Delay in lodging FIR can be of three types:
(1) Delay in lodging First Information Report by informant;
(2) Delay in recording First Information Report by the officer-in-charge of the police
station; (discussed in detail below).
(3) Delay in dispatching the First Information Report to the Magistrate. As to what
constitutes delay in lodging of FIR is a question of fact depending upon the peculiar
circumstances of each case.
No hard and fast rule can be laid down to determine as to which information is prompt and
which report is delayed. Distance between a police station and the scene of occurrence is not
the only factor to be considered in determining thequestion. There are variety of
circumstances which a court has to keep in mind in order to decide on the question of
promptness or otherwise as to the lodging of the first report, viz., the condition of the injured,
distance between the police station and the place of occurrence, means of communication,
ignorance on account of rustic simplicity, fear of miscreants, etc
Evidentiary Value of First Information Report:
The evidentiary value of FIR is very important than any other statements during the process of
cognizance of any offense or at the time of initiating the investigation about information recorded
as per Section 154 or 155 of CrPC. But at the same time the established principle of law that FIR
cannot be assumed as a substantive piece of evidence and can only be considered as an important
piece of evidence. The reason for which the FIR is regarded as an important piece of evidence is-
because of its nature that it is the first information of the cognizance of any offence, and it can be
of very important nature as it will help in the initiation of investigation about the offences.
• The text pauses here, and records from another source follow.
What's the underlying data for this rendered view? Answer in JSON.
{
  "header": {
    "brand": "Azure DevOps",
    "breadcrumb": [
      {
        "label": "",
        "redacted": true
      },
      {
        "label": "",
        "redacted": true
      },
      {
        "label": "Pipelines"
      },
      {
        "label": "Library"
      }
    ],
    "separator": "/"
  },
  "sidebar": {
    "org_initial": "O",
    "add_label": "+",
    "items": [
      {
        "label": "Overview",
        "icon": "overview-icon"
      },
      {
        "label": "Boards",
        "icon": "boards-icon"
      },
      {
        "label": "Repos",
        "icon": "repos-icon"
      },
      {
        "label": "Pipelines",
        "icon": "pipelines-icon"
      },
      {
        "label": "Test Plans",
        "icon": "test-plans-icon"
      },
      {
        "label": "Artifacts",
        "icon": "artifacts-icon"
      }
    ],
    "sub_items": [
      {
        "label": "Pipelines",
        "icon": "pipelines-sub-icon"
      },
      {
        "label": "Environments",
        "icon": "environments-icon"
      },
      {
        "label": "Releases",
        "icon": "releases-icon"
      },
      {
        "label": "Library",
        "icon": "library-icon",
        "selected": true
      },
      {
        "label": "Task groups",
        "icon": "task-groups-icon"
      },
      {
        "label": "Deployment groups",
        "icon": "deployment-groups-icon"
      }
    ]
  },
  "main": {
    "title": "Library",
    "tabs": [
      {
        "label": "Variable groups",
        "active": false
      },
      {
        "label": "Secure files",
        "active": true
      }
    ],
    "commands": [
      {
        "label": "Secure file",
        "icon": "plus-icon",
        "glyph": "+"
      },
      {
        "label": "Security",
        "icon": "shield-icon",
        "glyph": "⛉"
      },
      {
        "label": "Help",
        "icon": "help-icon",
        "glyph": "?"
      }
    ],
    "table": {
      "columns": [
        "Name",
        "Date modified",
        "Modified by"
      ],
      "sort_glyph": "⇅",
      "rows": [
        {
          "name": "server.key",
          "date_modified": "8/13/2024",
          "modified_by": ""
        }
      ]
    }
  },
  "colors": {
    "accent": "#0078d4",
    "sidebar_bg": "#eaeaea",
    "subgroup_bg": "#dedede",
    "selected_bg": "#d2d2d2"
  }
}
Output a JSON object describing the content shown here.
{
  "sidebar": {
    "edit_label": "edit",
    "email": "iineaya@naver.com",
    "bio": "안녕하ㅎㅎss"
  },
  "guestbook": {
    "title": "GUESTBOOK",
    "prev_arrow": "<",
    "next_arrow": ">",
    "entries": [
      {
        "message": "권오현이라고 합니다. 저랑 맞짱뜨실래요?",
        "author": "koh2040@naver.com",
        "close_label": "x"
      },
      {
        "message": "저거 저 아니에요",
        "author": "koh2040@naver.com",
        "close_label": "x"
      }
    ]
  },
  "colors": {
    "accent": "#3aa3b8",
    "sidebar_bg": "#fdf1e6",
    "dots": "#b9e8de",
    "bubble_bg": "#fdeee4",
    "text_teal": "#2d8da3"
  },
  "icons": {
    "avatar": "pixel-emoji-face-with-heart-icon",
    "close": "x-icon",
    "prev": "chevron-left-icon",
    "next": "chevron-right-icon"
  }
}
In, Pandurang Chandrakant Mhatre v. State of Maharashtra, it was seen that ‘it is fairly well
settled that FIR is not a substantive piece of evidence and it can be used only to impeach the
creditworthiness of the testimony recorded by the maker and it cannot be used for the purpose
of contradicting or discrediting the testimony of other witnesses’
The main reasons why FIR does not have any substantive evidentiary value:
Because the statements in the FIR are not made on oath.
Because the statements in the FIR are not made during the trial or at the time of proceedings.
Because the statements recorded in FIR has no cross-examination in the Court.
Because the statements recorded by the police officers are not admissible in court.
LalitaKumari v/s Govt. of UP & Others, 2013, was delivered by a five-judge bench of the Honourable Apex Court on
12th November 2013. In the present appeal, before the Supreme Court, the appellant Lalita Kumari has appealed against the
Government of UP through a writ petition under Article 32 of Indian Constitution.
Brief Facts
The present writ petition has been filed by Lalita Kumari through her father for the issuance of a writ of Habeas Corpus or
directions of like nature against the respondents herein for the protection of his daughter who has been kidnapped. The grievance
of the petitioner is that on 11.05.2008, a written report was submitted by the petitioner before the officer-in-charge of the police
station but the said officials did not take any action. Thereafter, when the Superintendent of Police was approached an FIR was
registered. But no course has been taken by the police authorities to apprehend the accused or recover the kidnapped daughter.
Issue before the Court
Whether a police officer is bound to register an FIR upon receiving any information relating to the commission of a cognizable
offence under section 154 of the Code of Criminal Procedure, 1973 or the police officer has the power to conduct a preliminary
inquiry in order to test the veracity of such information before registering the same?